Harrop, M. et W. L. Miller (1987). Elections and Voters. New York: New Amsterdam Books.[18]

Ce schéma montre le processus de désalignement avec des changements dans la structure générationnelle et des changements dans la structure sociale qui créées un désalignement politique. Le désalignement créé une volatilité électorale plus importante qui créée un changement dans le système des partis qui peut avoir un feedback sur le processus d’alignement, de désalignement ou de réalignement.
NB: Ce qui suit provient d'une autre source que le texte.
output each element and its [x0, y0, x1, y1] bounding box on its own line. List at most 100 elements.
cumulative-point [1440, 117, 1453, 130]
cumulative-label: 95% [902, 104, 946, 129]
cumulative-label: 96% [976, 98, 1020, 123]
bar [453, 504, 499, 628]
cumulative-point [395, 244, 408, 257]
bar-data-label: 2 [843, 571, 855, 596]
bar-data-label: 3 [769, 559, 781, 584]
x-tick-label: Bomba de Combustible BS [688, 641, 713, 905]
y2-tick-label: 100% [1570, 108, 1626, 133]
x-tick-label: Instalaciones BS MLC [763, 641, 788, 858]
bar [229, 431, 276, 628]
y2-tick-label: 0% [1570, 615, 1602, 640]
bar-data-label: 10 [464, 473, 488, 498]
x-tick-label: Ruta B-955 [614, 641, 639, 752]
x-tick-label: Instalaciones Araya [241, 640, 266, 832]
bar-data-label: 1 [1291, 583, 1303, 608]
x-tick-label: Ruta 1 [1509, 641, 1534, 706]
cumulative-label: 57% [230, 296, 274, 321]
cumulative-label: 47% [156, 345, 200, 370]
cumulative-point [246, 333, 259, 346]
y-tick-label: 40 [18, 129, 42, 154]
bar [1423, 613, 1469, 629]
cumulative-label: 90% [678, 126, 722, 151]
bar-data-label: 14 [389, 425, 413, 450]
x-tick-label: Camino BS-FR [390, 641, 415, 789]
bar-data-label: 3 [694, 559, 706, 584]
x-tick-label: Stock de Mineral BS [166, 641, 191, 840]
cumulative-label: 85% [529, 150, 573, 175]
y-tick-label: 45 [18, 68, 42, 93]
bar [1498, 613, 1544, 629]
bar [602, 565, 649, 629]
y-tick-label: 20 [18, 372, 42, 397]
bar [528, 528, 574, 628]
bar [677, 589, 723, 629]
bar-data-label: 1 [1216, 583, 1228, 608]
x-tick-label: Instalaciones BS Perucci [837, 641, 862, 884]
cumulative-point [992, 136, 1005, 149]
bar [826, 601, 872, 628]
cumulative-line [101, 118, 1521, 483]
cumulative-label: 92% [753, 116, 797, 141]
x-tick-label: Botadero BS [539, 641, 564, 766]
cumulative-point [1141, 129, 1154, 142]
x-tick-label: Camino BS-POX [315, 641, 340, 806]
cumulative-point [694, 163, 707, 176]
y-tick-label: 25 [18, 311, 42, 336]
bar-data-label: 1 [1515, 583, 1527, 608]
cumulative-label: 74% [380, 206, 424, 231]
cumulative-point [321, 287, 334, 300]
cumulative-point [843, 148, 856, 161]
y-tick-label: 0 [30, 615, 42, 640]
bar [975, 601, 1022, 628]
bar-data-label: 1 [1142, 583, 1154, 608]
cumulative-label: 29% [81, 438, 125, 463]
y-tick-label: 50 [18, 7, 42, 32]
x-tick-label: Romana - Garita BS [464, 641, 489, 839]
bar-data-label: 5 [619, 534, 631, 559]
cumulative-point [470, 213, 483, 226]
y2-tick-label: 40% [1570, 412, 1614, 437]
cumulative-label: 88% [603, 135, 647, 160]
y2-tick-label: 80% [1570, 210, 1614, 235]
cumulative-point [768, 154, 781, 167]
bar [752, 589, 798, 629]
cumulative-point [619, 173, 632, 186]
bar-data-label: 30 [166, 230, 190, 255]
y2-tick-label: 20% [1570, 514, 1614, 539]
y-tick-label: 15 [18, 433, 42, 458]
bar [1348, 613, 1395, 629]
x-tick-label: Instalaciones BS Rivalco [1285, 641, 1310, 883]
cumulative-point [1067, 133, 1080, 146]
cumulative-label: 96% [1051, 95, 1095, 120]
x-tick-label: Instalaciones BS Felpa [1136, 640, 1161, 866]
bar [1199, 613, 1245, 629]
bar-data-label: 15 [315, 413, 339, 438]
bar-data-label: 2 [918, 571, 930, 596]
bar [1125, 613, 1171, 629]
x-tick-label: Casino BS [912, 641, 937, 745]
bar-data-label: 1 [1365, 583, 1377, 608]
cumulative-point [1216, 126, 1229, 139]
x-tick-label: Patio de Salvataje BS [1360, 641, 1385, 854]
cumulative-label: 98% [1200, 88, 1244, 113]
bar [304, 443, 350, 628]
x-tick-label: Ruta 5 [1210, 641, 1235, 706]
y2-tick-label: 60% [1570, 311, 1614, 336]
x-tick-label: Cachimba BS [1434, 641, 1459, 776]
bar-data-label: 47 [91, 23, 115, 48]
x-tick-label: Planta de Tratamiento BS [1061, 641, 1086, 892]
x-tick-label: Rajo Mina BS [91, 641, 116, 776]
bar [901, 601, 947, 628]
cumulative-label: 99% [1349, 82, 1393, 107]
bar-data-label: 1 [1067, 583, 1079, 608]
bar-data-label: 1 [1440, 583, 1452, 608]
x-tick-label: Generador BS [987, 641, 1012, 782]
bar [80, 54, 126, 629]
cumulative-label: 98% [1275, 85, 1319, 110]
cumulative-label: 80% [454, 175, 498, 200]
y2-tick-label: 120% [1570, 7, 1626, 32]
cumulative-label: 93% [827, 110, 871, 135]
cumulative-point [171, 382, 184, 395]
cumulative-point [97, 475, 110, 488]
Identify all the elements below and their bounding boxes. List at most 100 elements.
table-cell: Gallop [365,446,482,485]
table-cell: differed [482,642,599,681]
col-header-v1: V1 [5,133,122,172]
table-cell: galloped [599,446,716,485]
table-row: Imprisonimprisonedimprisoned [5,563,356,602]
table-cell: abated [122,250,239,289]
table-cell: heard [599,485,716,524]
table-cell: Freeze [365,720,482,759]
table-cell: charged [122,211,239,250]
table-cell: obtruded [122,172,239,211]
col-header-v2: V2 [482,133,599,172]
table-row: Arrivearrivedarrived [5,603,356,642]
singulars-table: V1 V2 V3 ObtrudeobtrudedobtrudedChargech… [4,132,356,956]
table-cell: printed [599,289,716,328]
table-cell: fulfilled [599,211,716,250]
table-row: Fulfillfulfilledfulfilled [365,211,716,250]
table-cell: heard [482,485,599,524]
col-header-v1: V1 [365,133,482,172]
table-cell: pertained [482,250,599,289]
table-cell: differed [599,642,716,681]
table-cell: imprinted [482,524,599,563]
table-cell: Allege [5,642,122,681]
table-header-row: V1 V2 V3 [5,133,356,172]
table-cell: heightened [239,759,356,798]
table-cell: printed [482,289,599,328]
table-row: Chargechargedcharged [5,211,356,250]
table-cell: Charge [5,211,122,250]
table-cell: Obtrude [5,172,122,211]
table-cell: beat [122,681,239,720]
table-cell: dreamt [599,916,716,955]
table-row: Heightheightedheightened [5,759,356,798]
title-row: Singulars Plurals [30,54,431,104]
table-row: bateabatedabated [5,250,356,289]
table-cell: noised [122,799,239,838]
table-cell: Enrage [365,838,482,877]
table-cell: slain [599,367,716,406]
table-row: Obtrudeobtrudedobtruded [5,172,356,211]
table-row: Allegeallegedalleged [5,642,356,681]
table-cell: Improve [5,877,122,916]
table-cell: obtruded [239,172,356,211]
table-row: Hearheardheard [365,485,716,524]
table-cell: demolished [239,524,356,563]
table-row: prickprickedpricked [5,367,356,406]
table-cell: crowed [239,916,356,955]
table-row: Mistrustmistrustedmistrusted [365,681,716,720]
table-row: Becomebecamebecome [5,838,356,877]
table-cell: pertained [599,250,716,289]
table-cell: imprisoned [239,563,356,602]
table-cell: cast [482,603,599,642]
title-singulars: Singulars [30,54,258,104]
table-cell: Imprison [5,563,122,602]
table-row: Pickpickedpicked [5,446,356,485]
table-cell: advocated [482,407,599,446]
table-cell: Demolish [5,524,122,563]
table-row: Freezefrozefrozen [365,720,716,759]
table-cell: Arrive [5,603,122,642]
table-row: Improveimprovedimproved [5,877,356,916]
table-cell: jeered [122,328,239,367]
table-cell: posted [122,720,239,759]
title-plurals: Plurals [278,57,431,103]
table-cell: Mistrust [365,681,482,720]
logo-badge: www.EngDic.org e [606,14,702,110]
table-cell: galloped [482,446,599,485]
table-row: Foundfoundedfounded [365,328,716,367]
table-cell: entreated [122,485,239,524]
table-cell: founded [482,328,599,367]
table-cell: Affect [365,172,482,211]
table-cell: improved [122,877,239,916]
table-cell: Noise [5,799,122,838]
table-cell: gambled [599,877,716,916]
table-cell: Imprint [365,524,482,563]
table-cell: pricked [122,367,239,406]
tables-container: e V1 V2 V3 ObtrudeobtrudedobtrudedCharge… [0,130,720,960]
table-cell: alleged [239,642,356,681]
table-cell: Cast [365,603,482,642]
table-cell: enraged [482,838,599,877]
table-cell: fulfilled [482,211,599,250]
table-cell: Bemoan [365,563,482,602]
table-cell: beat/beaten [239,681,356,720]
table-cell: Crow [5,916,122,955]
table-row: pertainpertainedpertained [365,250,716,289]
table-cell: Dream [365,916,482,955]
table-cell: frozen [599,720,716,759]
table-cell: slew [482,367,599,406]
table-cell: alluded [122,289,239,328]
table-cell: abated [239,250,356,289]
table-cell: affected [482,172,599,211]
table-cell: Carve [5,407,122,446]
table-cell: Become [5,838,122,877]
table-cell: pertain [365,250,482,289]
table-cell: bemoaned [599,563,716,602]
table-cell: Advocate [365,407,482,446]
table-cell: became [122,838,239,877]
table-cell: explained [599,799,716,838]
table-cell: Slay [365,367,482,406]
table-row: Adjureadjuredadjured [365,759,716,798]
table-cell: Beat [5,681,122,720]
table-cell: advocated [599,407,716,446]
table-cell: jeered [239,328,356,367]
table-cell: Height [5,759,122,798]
Relation entre modèles explicatifs du vote et cycle de réalignement

Ces auteurs ont proposés de dire qu’il y aurait une relation entre les modèles explicatif du vote et le cycle d’alignement, réalignement, désalignement dans le sens où le modèle sociologique serait plus à même d’expliquer le vote dans des phases de réalignement politique. C’est un moment où les clivages sociaux influencent directement le vote dans cette approche et donc le modèle sociologique, peut être, à ce moment là, explique mieux le vote. Dans une phase d’alignement, cela serait le modèle psychosociologique, c’est-à-dire que les loyautés de parti se libèrent de leur base sociale et donc ces identifications partisanes se forment et se cristallisent. Finalement, dans une phase de désalignement, cela serait le modèle économique puisqu’il y a une perte de ces loyautés partisanes, donc ces électeurs deviennent de plus en plus réactifs par rapport aux évènements politiques et donc peut être plus rationnels dans leur processus de décision. Ils s’appuient peut être moins sur leur loyauté partisane, ainsi leur vote est peut être moins expliqué par leur base sociale et plus par leur choix parmi une offre qui est le modèle économique.

Mise à part qu’il y a les modèles combinés, on peut penser que différents modèles peuvent expliquer différemment selon les moments historiques et les phases d’un processus d’alignement et de désalignement politique tout comme des modèles peuvent expliquer mieux certains types de candidat ou selon le profil et le type d’électeurs.